Que s'est-il passé ?
Arnav Singh Raizada était un jeune homme d'affaires qui dirigeait le monde de la finance à la baguette. La célébrité s'inclinait devant son talent. Il avait acquis une réputation incroyable pour son âge. À cause de lui, de nombreux gros poissons étaient devenus insignifiants. Il était devenu la cible de ses rivaux. Un jour, plusieurs hommes l'ont encerclé et l'ont sauvagement attaqué. Leur but n'était pas sa mort. Ils voulaient le rendre inutile. Ils l'ont frappé à la tête avec une barre de fer. Arnav s'est effondré au sol dans une mare de sang, sans connaissance. Avant qu'ils ne puissent lui fracasser le crâne, son ami Aman est arrivé sur les lieux. Mais la mort aurait été préférable à son état actuel. Il souffrait désormais de troubles mentaux. Il avait oublié tout le monde... même lui-même. Il devenait incontrôlable dès qu'on lui refusait quelque chose. Il voulait tout ce qui lui semblait nouveau ou attirant.
La seule chose qui effrayait Arnav était le SANG. Dès qu'il en voyait, il s'enfuyait en hurlant comme un damné.

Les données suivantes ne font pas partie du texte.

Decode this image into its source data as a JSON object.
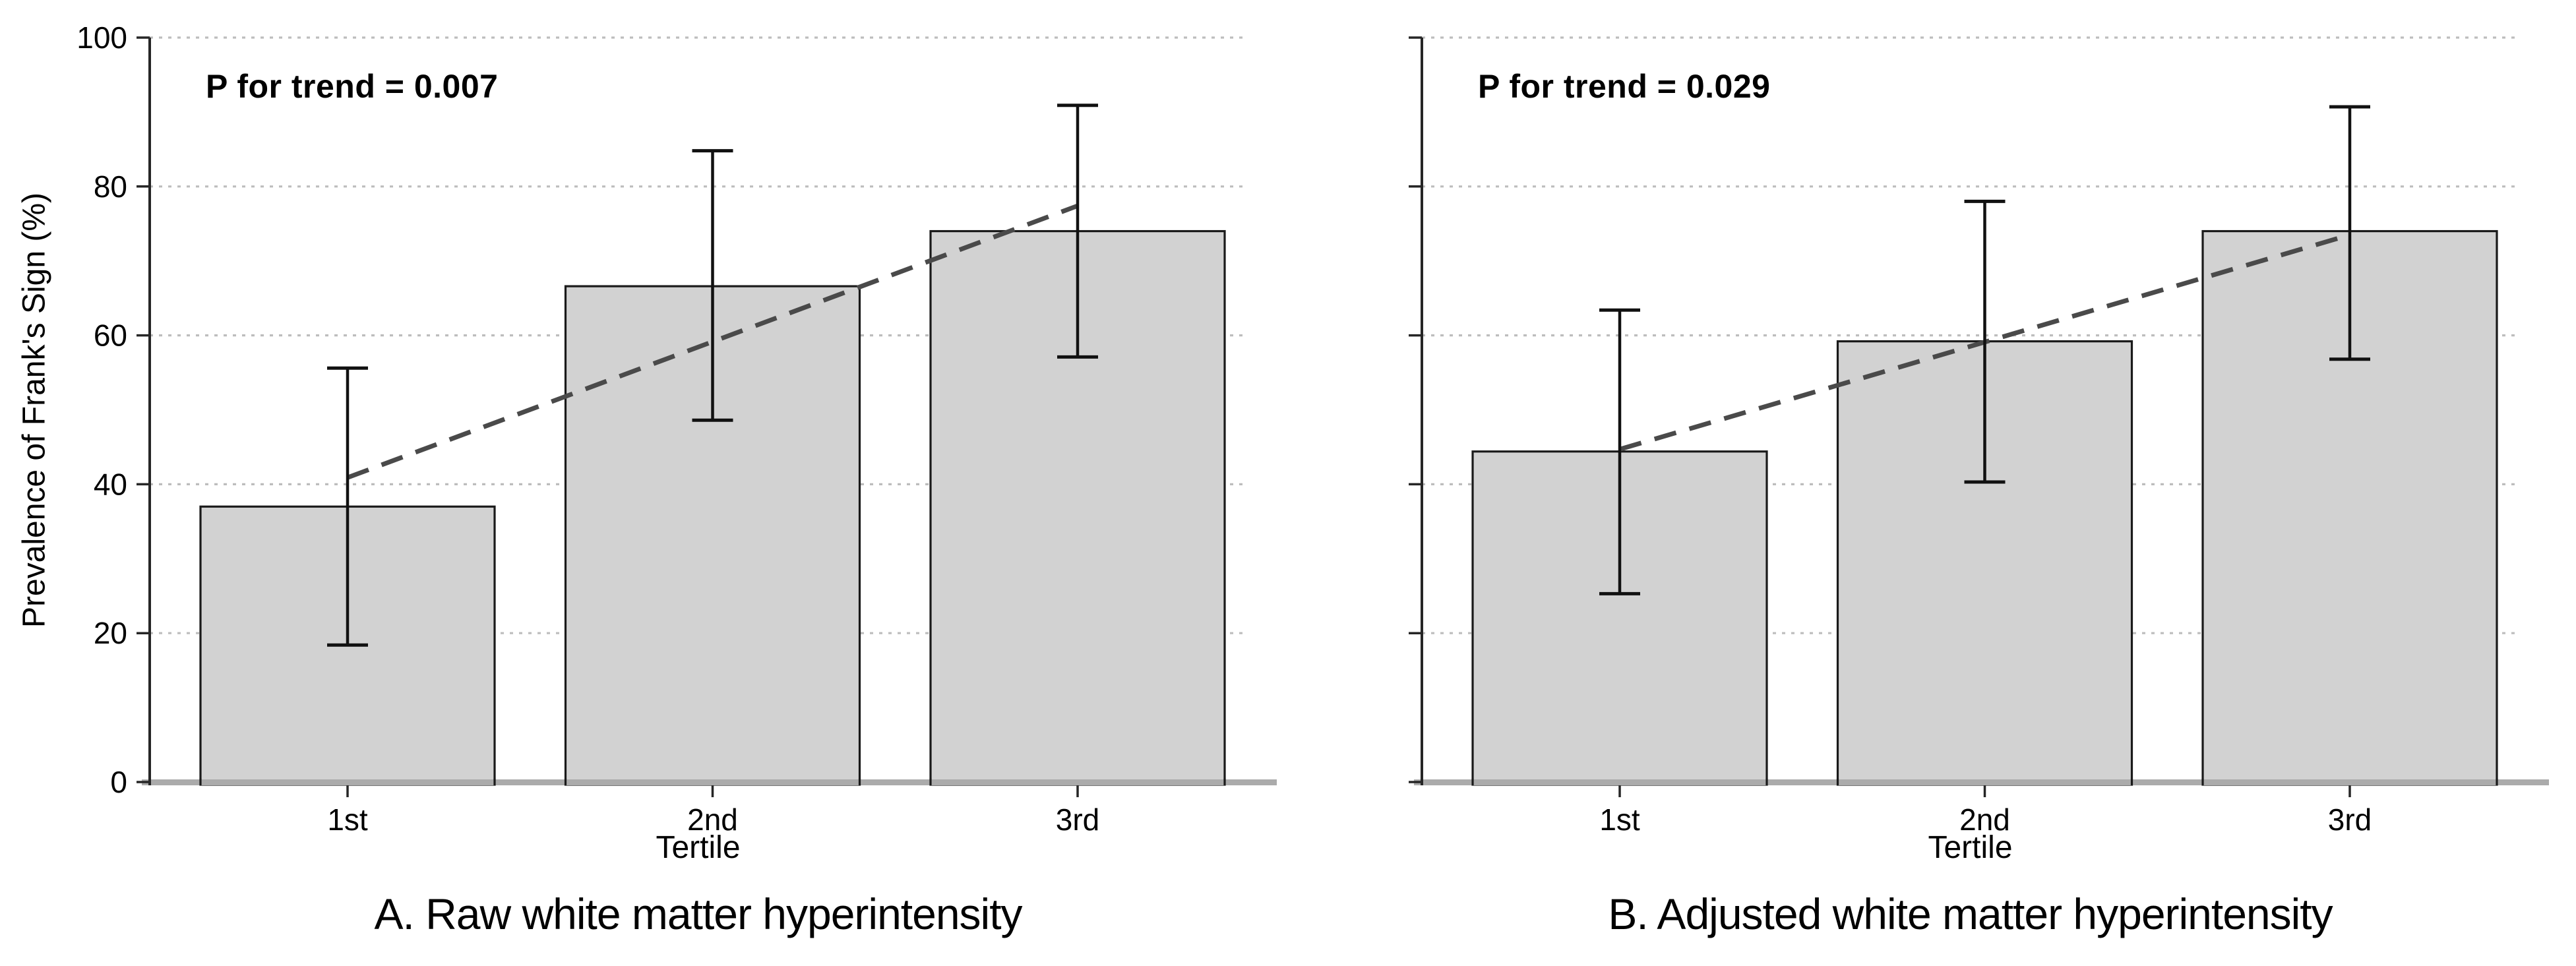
{
  "figure": {
    "background": "#ffffff",
    "ylabel": "Prevalence of Frank's Sign (%)",
    "colors": {
      "bar_fill": "#d2d2d2",
      "bar_edge": "#1a1a1a",
      "error_bar": "#111111",
      "trend_line": "#4a4a4a",
      "gridline": "#bdbdbd",
      "left_spine": "#262626",
      "bottom_spine": "#ababab",
      "tick": "#262626",
      "text": "#000000"
    }
  },
  "chart_data": [
    {
      "type": "bar",
      "title": "A. Raw white matter hyperintensity",
      "annotation": "P for trend = 0.007",
      "categories": [
        "1st",
        "2nd",
        "3rd"
      ],
      "values": [
        37.0,
        66.6,
        74.0
      ],
      "error_low": [
        18.4,
        48.6,
        57.1
      ],
      "error_high": [
        55.6,
        84.8,
        90.9
      ],
      "trend_line": {
        "style": "dashed",
        "start_value": 40.9,
        "end_value": 77.4
      },
      "xlabel": "Tertile",
      "ylabel": "Prevalence of Frank's Sign (%)",
      "ylim": [
        0,
        100
      ],
      "yticks": [
        0,
        20,
        40,
        60,
        80,
        100
      ],
      "grid": "horizontal dotted",
      "y_tick_labels_visible": true
    },
    {
      "type": "bar",
      "title": "B. Adjusted white matter hyperintensity",
      "annotation": "P for trend = 0.029",
      "categories": [
        "1st",
        "2nd",
        "3rd"
      ],
      "values": [
        44.4,
        59.2,
        74.0
      ],
      "error_low": [
        25.3,
        40.3,
        56.8
      ],
      "error_high": [
        63.4,
        78.0,
        90.7
      ],
      "trend_line": {
        "style": "dashed",
        "start_value": 44.7,
        "end_value": 73.5
      },
      "xlabel": "Tertile",
      "ylabel": "",
      "ylim": [
        0,
        100
      ],
      "yticks": [
        0,
        20,
        40,
        60,
        80,
        100
      ],
      "grid": "horizontal dotted",
      "y_tick_labels_visible": false
    }
  ]
}
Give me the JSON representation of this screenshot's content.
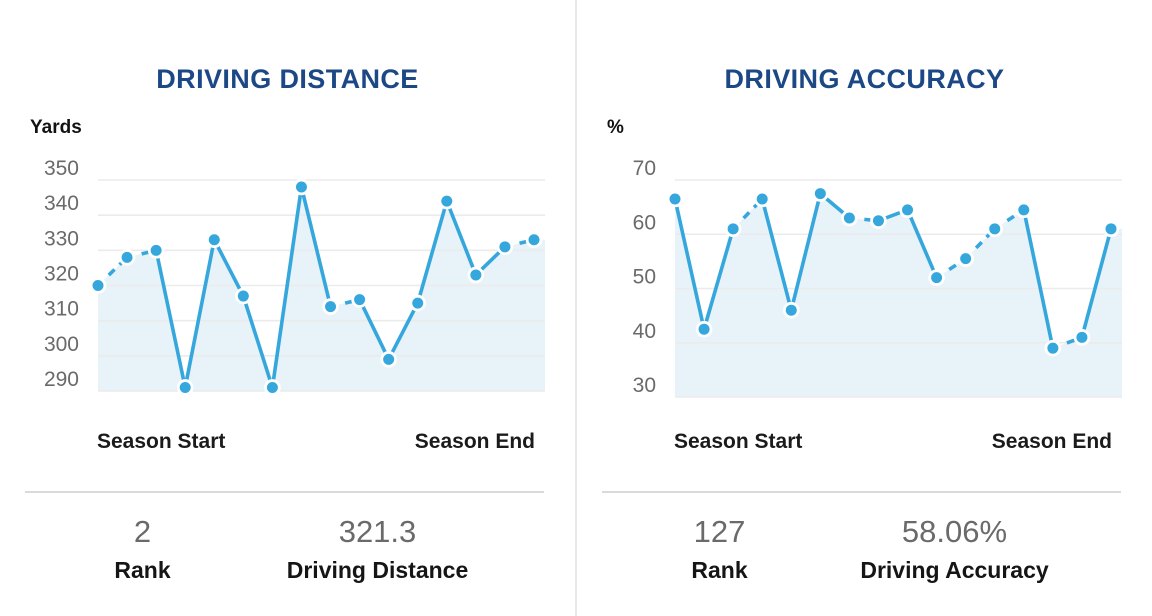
{
  "colors": {
    "title": "#1c4886",
    "line": "#35a7dd",
    "area_fill": "#e8f2f9",
    "grid": "#ebebeb",
    "axis_text": "#6a6a6a",
    "stat_value": "#6a6a6a",
    "stat_label": "#151515",
    "divider": "#e7e7e7",
    "dot_ring": "#ffffff"
  },
  "chart_data": [
    {
      "type": "line",
      "title": "DRIVING DISTANCE",
      "ylabel": "Yards",
      "x_axis_labels": [
        "Season Start",
        "Season End"
      ],
      "y_ticks": [
        350,
        340,
        330,
        320,
        310,
        300,
        290
      ],
      "ylim": [
        290,
        350
      ],
      "values": [
        320,
        328,
        330,
        291,
        333,
        317,
        291,
        348,
        314,
        316,
        299,
        315,
        344,
        323,
        331,
        333
      ],
      "dashed_segments": [
        0,
        1,
        8,
        14
      ],
      "grid": true,
      "area_fill": true,
      "legend": "none"
    },
    {
      "type": "line",
      "title": "DRIVING ACCURACY",
      "ylabel": "%",
      "x_axis_labels": [
        "Season Start",
        "Season End"
      ],
      "y_ticks": [
        70,
        60,
        50,
        40,
        30
      ],
      "ylim": [
        30,
        70
      ],
      "values": [
        66.5,
        42.5,
        61,
        66.5,
        46,
        67.5,
        63,
        62.5,
        64.5,
        52,
        55.5,
        61,
        64.5,
        39,
        41,
        61
      ],
      "dashed_segments": [
        2,
        6,
        9,
        10,
        11,
        13
      ],
      "grid": true,
      "area_fill": true,
      "legend": "none"
    }
  ],
  "cards": [
    {
      "stats": [
        {
          "value": "2",
          "label": "Rank"
        },
        {
          "value": "321.3",
          "label": "Driving Distance"
        }
      ]
    },
    {
      "stats": [
        {
          "value": "127",
          "label": "Rank"
        },
        {
          "value": "58.06%",
          "label": "Driving Accuracy"
        }
      ]
    }
  ]
}
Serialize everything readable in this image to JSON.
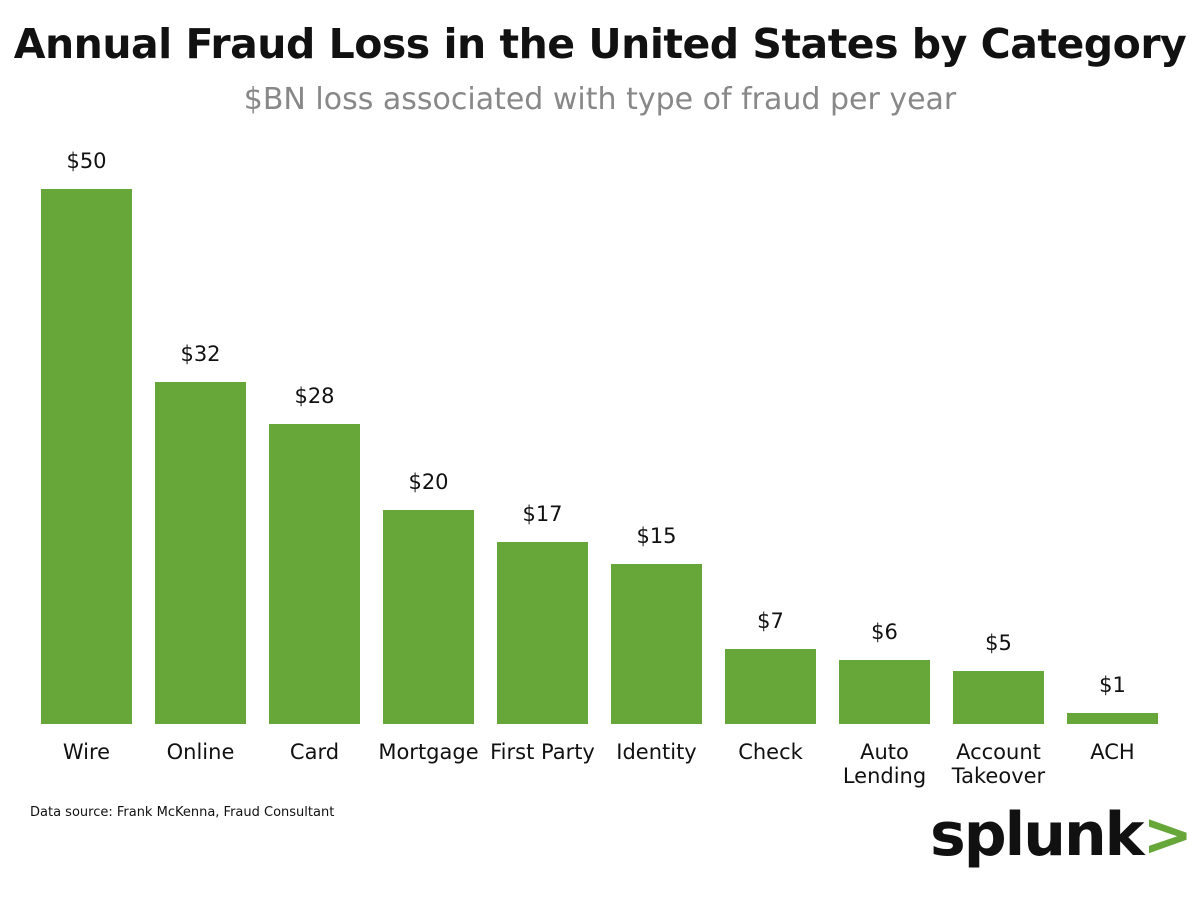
{
  "chart_data": {
    "type": "bar",
    "title": "Annual Fraud Loss in the United States by Category",
    "subtitle": "$BN loss associated with type of fraud per year",
    "categories": [
      "Wire",
      "Online",
      "Card",
      "Mortgage",
      "First Party",
      "Identity",
      "Check",
      "Auto Lending",
      "Account Takeover",
      "ACH"
    ],
    "values": [
      50,
      32,
      28,
      20,
      17,
      15,
      7,
      6,
      5,
      1
    ],
    "value_labels": [
      "$50",
      "$32",
      "$28",
      "$20",
      "$17",
      "$15",
      "$7",
      "$6",
      "$5",
      "$1"
    ],
    "color": "#67a73a",
    "source": "Data source: Frank McKenna, Fraud Consultant",
    "logo": {
      "word": "splunk",
      "mark": ">"
    }
  }
}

Après l'accident, il avait été admis à l'hôpital. Ne comprenant plus rien, il avait transformé sa chambre en véritable champ de bataille. Dans le chahut, une poche de sang était tombée et il avait marché dessus. En un instant, le sang avait giclé partout sur le sol. Une peur panique s'était emparée de lui et il s'était mis à hurler de terreur. Allongé sur son lit, il s'était caché sous la couverture pour ne plus voir le sang.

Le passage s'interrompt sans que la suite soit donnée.